Re: Analyzed/Solved/Bisected: Booting 2.6.30-rc2-git7 very slow

From: Martin Knoblauch
Date: Wed May 20 2009 - 07:01:51 EST



----- Original Message ----

> From: Martin Knoblauch <knobi@xxxxxxxxxxxx>
> To: Mike Galbraith <efault@xxxxxx>
> Cc: Andrew Morton <akpm@xxxxxxxxxxxxxxxxxxxx>; viro@xxxxxxxxxxxxxxxxxx; rjw@xxxxxxx; linux-kernel@xxxxxxxxxxxxxxx; tigran@xxxxxxxxxxxxxxxxxxxxx; Kay Sievers <kay.sievers@xxxxxxxx>; Rafael J. Wysocki <rjw@xxxxxxx>; shemminger@xxxxxxxxxx
> Sent: Wednesday, May 20, 2009 12:22:28 PM
> Subject: Re: Analyzed/Solved/Bisected: Booting 2.6.30-rc2-git7 very slow
>
> ----- Original Message ----
>
> > From: Mike Galbraith
> > To: Martin Knoblauch
> > Cc: Andrew Morton ; viro@xxxxxxxxxxxxxxxxxx;
> rjw@xxxxxxx; linux-kernel@xxxxxxxxxxxxxxx; tigran@xxxxxxxxxxxxxxxxxxxx
> > Sent: Wednesday, May 6, 2009 10:37:45 AM
> > Subject: Re: Analyzed/Solved: Booting 2.6.30-rc2-git7 very slow
> >
> > On Wed, 2009-05-06 at 00:55 -0700, Martin Knoblauch wrote:
> >
> > > just to bring this back to my problem :-)
> >
> > Good idea :-)
> >
> > > Last week I reported that the "new" sysfs entry in /proc/mounts already
> comes
> > out of initrd. Does this ring a bell?
> > >
> > > http://lkml.indiana.edu/hypermail/linux/kernel/0904.3/03048.html
> >
> > Nope, no bells.
> >
> > The only thing I can suggest is that you try a bisection.
> >
> > -Mike
>
> OK, so I finally managed to bisect the issue down to the following commit. Not
> much that I can say about it. Someone else suggested that it might all be a
> question of timing. Might very well be. I will try it out on a system with a
> different SCSI/RAID controller.
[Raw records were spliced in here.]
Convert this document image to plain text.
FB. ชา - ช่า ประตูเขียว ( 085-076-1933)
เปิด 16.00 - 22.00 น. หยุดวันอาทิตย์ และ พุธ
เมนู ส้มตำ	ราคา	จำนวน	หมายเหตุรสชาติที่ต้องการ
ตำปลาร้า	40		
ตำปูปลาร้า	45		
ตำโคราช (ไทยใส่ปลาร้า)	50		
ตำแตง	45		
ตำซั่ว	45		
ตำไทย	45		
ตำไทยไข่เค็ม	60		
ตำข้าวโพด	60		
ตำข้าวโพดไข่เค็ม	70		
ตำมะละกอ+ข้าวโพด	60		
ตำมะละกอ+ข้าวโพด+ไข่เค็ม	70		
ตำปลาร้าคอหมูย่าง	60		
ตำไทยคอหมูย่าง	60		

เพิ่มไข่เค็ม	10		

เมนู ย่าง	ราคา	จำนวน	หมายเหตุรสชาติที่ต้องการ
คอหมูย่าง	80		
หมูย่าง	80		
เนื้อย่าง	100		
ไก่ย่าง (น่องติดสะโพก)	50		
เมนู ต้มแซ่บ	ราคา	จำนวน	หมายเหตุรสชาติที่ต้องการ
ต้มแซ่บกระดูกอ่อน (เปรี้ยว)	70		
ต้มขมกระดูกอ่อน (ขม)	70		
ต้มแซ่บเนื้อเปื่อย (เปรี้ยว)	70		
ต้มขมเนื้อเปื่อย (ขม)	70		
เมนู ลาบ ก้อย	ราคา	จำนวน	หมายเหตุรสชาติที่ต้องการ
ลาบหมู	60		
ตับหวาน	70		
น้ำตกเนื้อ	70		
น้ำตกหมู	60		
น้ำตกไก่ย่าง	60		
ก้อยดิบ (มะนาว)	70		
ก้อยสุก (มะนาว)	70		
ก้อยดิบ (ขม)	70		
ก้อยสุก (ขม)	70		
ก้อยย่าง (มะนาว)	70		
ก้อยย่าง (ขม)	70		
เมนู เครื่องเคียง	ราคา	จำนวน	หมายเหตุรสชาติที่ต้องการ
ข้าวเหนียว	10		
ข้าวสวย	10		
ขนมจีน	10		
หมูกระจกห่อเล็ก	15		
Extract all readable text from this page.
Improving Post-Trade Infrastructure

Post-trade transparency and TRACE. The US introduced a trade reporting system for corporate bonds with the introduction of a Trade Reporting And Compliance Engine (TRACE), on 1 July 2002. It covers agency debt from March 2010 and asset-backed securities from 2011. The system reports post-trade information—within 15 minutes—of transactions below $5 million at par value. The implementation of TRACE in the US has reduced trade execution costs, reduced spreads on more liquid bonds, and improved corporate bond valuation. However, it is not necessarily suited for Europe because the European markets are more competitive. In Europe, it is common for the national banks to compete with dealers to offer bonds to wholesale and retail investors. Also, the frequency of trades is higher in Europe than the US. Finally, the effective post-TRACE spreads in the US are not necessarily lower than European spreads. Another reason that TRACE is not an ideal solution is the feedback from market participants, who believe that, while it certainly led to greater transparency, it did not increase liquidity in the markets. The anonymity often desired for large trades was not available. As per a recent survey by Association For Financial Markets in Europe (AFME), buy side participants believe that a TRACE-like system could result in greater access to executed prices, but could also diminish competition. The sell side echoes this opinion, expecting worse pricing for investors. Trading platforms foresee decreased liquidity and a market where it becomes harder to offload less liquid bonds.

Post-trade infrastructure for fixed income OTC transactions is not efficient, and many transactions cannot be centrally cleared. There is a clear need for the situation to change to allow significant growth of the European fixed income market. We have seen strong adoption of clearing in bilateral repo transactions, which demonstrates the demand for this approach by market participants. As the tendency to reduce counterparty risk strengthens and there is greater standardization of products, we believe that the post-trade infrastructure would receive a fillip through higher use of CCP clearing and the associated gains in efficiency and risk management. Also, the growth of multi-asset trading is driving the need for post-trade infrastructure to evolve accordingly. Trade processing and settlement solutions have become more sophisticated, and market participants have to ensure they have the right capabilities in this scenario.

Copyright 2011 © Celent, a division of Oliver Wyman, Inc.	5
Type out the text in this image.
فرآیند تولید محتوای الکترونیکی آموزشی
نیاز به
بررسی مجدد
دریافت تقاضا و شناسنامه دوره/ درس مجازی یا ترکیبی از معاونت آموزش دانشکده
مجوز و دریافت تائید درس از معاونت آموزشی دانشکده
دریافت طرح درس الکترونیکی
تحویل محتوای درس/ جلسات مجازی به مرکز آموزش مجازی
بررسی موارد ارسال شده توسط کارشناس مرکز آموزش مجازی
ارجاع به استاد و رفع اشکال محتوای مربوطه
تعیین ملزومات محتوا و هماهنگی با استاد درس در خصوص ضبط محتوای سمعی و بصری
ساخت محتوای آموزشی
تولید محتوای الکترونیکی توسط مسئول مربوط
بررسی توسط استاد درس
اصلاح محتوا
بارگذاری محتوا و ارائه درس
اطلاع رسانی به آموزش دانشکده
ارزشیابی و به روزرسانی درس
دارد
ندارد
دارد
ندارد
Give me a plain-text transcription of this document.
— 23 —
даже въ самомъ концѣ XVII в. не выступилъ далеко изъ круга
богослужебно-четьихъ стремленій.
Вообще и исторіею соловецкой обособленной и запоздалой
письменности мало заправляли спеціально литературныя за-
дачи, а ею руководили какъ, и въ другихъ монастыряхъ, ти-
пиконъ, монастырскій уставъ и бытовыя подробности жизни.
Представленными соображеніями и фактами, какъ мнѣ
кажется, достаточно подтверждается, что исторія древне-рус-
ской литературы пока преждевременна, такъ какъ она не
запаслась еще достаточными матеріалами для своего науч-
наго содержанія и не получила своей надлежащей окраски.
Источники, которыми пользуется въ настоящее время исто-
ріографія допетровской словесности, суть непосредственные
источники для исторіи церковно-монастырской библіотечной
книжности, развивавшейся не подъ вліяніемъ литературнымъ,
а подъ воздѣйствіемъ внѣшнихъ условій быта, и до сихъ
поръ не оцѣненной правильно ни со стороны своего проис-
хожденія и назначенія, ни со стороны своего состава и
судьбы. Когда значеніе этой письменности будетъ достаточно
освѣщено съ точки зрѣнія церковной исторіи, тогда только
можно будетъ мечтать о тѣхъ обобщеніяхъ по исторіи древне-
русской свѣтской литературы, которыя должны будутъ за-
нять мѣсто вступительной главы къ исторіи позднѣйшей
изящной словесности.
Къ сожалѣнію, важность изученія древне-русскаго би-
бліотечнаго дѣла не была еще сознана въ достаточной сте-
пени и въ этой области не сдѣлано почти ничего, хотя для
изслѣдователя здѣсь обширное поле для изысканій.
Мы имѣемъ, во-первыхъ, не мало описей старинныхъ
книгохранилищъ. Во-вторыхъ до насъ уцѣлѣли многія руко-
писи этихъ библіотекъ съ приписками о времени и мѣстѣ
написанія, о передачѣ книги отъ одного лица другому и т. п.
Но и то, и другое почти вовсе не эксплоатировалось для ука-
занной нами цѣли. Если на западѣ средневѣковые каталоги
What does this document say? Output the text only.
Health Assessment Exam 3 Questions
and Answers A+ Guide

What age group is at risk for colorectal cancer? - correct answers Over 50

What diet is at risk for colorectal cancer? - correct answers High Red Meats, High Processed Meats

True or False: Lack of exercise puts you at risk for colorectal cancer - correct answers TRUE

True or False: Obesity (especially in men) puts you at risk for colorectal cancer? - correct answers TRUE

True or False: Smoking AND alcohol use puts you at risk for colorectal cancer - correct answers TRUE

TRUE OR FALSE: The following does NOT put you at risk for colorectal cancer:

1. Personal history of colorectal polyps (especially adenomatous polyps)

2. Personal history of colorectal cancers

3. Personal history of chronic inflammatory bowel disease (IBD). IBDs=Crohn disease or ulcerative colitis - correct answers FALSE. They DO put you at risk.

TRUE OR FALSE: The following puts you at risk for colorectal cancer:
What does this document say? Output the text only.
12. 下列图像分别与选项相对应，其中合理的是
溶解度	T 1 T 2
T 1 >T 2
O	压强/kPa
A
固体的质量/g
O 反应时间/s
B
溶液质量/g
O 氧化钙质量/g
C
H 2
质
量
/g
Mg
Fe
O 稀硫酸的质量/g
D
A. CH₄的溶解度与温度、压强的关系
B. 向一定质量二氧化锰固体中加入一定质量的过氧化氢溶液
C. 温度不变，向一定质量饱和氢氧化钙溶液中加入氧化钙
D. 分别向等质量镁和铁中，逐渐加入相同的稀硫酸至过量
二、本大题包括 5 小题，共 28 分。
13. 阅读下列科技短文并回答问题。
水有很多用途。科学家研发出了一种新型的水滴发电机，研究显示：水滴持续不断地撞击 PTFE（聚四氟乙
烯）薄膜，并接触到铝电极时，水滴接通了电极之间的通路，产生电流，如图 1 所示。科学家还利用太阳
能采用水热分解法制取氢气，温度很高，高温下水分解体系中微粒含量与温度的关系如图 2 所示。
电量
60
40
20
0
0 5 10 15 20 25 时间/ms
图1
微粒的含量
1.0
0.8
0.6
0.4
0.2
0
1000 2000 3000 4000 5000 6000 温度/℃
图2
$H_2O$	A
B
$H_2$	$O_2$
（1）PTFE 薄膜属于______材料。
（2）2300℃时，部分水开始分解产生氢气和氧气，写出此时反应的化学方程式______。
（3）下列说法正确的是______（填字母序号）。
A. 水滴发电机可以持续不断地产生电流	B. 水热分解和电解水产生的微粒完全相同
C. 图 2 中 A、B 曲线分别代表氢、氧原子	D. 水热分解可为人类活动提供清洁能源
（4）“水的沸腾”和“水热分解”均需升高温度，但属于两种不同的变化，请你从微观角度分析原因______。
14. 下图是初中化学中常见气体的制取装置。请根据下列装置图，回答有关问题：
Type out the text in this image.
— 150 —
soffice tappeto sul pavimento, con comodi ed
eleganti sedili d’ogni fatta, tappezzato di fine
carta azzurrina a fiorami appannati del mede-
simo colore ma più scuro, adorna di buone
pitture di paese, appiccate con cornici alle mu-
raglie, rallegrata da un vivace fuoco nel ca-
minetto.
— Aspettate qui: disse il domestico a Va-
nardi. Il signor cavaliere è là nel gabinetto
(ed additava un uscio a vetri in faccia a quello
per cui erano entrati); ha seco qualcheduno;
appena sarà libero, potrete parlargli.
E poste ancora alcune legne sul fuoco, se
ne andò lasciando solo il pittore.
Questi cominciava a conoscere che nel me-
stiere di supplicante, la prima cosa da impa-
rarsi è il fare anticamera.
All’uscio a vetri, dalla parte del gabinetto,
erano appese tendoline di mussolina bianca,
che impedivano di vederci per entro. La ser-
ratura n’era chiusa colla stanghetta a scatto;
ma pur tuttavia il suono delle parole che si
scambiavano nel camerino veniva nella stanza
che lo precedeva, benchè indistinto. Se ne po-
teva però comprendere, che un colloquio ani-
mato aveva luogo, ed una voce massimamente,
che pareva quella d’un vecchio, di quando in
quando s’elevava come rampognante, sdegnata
The failing system has an "Smart Array 6i"
> (cciss). "cciss", "ext3" and "jbd" are all modules coming from initrd.
>
> |commit 1120f8b8169fb2cb51219d326892d963e762edb6
> |Author: Stephen Hemminger
> |Date: Thu Dec 18 09:17:16 2008 -0800
> |
> | PCI: handle long delays in VPD access
> |
> | Accessing the VPD area can take a long time. The existing
> | VPD access code fails consistently on my hardware. There are comments
> |
> | Change the access routines to:
> | * use a mutex rather than spinning with IRQ's disabled and lock held
> | * have a much longer timeout
> | * call cond_resched while spinning
> |
> | Signed-off-by: Stephen Hemminger
> | Reviewed-by: Matthew Wilcox
> | Signed-off-by: Jesse Barnes
>


yup. Different hardware (IBM x3650 with aacraid) does not show the problem. So it seems to be timing related. I more and more tend to view this as "so what" and go along.